In part this is due to the economic downturn which has hit Peru on the back of the global financial crisis, but the market also faces challenges in persuading new subscribers to sign up as these are increasingly from rural areas. Most towns and cities already have high penetration rates leaving the remaining growth to come from more rural regions.
The mobile market was set to see a new operator and, at the time of going to print, the process to auction spectrum for a new operator had been restarted. We welcome the prospect of a new operator to bring further competition into the market and reinvigorate growth. With only two main operators in Peru, a third national player could provide the boost needed by the market and may even bring Peru back into the top half of our Business Environment Ratings.

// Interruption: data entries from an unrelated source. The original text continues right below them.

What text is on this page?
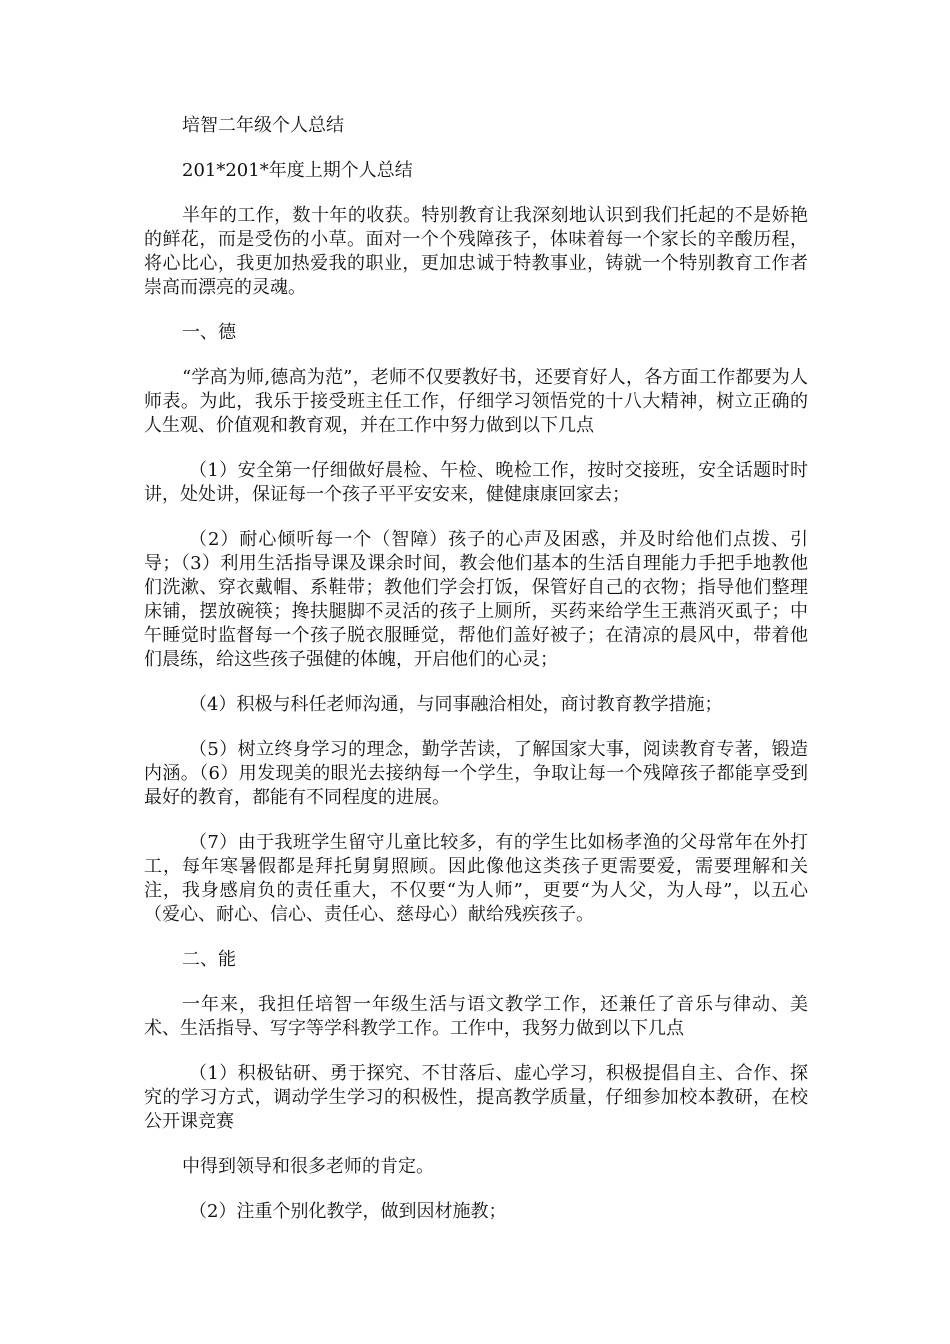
培智二年级个人总结

201*201*年度上期个人总结

半年的工作，数十年的收获。特别教育让我深刻地认识到我们托起的不是娇艳的鲜花，而是受伤的小草。面对一个个残障孩子，体味着每一个家长的辛酸历程，将心比心，我更加热爱我的职业，更加忠诚于特教事业，铸就一个特别教育工作者崇高而漂亮的灵魂。

一、德

“学高为师,德高为范”，老师不仅要教好书，还要育好人，各方面工作都要为人师表。为此，我乐于接受班主任工作，仔细学习领悟党的十八大精神，树立正确的人生观、价值观和教育观，并在工作中努力做到以下几点

（1）安全第一仔细做好晨检、午检、晚检工作，按时交接班，安全话题时时讲，处处讲，保证每一个孩子平平安安来，健健康康回家去；

（2）耐心倾听每一个（智障）孩子的心声及困惑，并及时给他们点拨、引导；（3）利用生活指导课及课余时间，教会他们基本的生活自理能力手把手地教他们洗漱、穿衣戴帽、系鞋带；教他们学会打饭，保管好自己的衣物；指导他们整理床铺，摆放碗筷；搀扶腿脚不灵活的孩子上厕所，买药来给学生王燕消灭虱子；中午睡觉时监督每一个孩子脱衣服睡觉，帮他们盖好被子；在清凉的晨风中，带着他们晨练，给这些孩子强健的体魄，开启他们的心灵；

（4）积极与科任老师沟通，与同事融洽相处，商讨教育教学措施；

（5）树立终身学习的理念，勤学苦读，了解国家大事，阅读教育专著，锻造内涵。（6）用发现美的眼光去接纳每一个学生，争取让每一个残障孩子都能享受到最好的教育，都能有不同程度的进展。

（7）由于我班学生留守儿童比较多，有的学生比如杨孝渔的父母常年在外打工，每年寒暑假都是拜托舅舅照顾。因此像他这类孩子更需要爱，需要理解和关注，我身感肩负的责任重大，不仅要“为人师”，更要“为人父，为人母”，以五心（爱心、耐心、信心、责任心、慈母心）献给残疾孩子。

二、能

一年来，我担任培智一年级生活与语文教学工作，还兼任了音乐与律动、美术、生活指导、写字等学科教学工作。工作中，我努力做到以下几点

（1）积极钻研、勇于探究、不甘落后、虚心学习，积极提倡自主、合作、探究的学习方式，调动学生学习的积极性，提高教学质量，仔细参加校本教研，在校公开课竞赛

中得到领导和很多老师的肯定。

（2）注重个别化教学，做到因材施教；
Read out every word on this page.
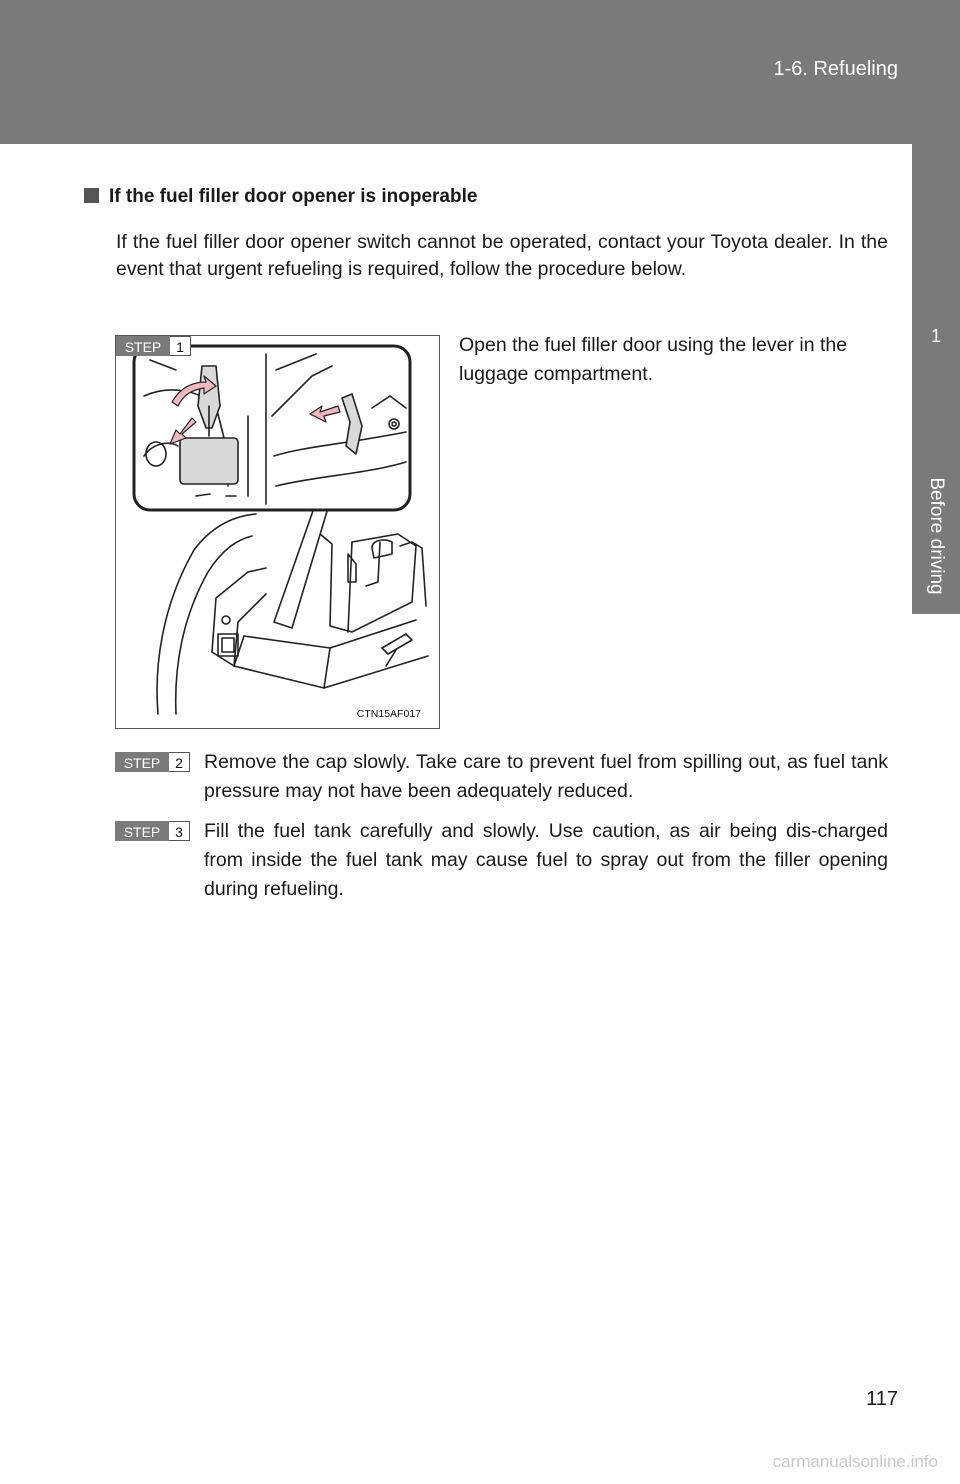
1-6. Refueling
1
Before driving
If the fuel filler door opener is inoperable

If the fuel filler door opener switch cannot be operated, contact your Toyota dealer. In the event that urgent refueling is required, follow the procedure below.

STEP	1
CTN15AF017

Open the fuel filler door using the lever in the luggage compartment.

STEP	2	Remove the cap slowly. Take care to prevent fuel from spilling out, as fuel tank pressure may not have been adequately reduced.

STEP	3	Fill the fuel tank carefully and slowly. Use caution, as air being dis-charged from inside the fuel tank may cause fuel to spray out from the filler opening during refueling.

117
carmanualsonline.info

Slow growth is not the only issue with operators reporting continual decreases in ARPUs. This does not bode well for future revenues for the operators, as none have successfully reported growth for around two years. The reasonable interest in mobile data services should help to further increase the operators’ ARPUs as spending increases. However, with much of the market’s remaining growth expected to come from rural areas the prospects for boosting ARPUs significantly are limited.
Meanwhile fixed-line operations continue to report robust growth, with competition to incumbent Telefónica del Perú (TdP) intensifying and bringing down its market share. Surprisingly, it has been mobile operator Claro, whose fixed-wireless operations launched in Q209, that has been one of the main drivers of the market’s continued growth. We do not forecast a decline for the Peruvian fixed-line market over the next five years but a sharp slowdown is already taking place. Alternative technologies such as fixed-wireless will be key to continuing the market’s growth as traditional wireline services decline. To some extent the demand for broadband will also boost fixed-line connections but, in the long run, the broadband market will far outreach demand for fixed lines.